Consider the infinite set $\lbrace 1, 2, 3, \ldots \rbrace$. If I multiply all the elements of this set by $2$, I get $\lbrace 2, 4, 6, \ldots \rbrace$. Have I added or taken anything away? No. Therefore, both of these sets must contain exactly the same number of elements even though it appears that every element in the second set is in the first with infinitely many taken away.
On top of all this, we recognize that not all "infinities" are the same. 
There are infinitely many infinities each of different cardinalities (measures of the number of elements in the underlying set).

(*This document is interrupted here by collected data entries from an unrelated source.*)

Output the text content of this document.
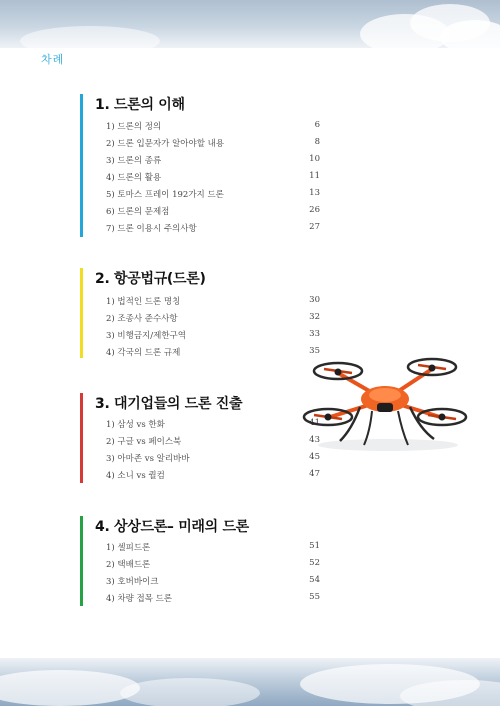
차례
1. 드론의 이해
1) 드론의 정의	6
2) 드론 입문자가 알아야할 내용	8
3) 드론의 종류	10
4) 드론의 활용	11
5) 토마스 프레이 192가지 드론	13
6) 드론의 문제점	26
7) 드론 이용시 주의사항	27
2. 항공법규(드론)
1) 법적인 드론 명칭	30
2) 조종사 준수사항	32
3) 비행금지/제한구역	33
4) 각국의 드론 규제	35
3. 대기업들의 드론 진출
1) 삼성 vs 한화	41
2) 구글 vs 페이스북	43
3) 아마존 vs 알리바바	45
4) 소니 vs 퀄컴	47
4. 상상드론– 미래의 드론
1) 셀피드론	51
2) 택배드론	52
3) 호버바이크	54
4) 차량 접목 드론	55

So, when we assign $a$ a value, it must be a finite one.  
A: Infinity is not a real number but you can do some algebra with infinity. 
For example we define 
$$ \lambda +\infty =\infty$$for any real $\lambda$
$$ \infty +\infty=\infty$$
$$\lambda \times \infty =\infty $$ for positive $\lambda$
$$\infty \times \infty =\infty$$
But there are some undefined expressions such as $$\infty -\infty$$ or $$\frac {\infty}{\infty}$$ which do not follow the usual algebraic rules. 
There is no way around it and we have to deal with them case by case. 
A: As the other answers explained $\infty$ is not a number. Already Galileo had to admit that.
However, it is true that $1=a/a$ is valid for all $0 \ne a$, including the limit for $a \to \pm \infty$.
And same for $0=a-a$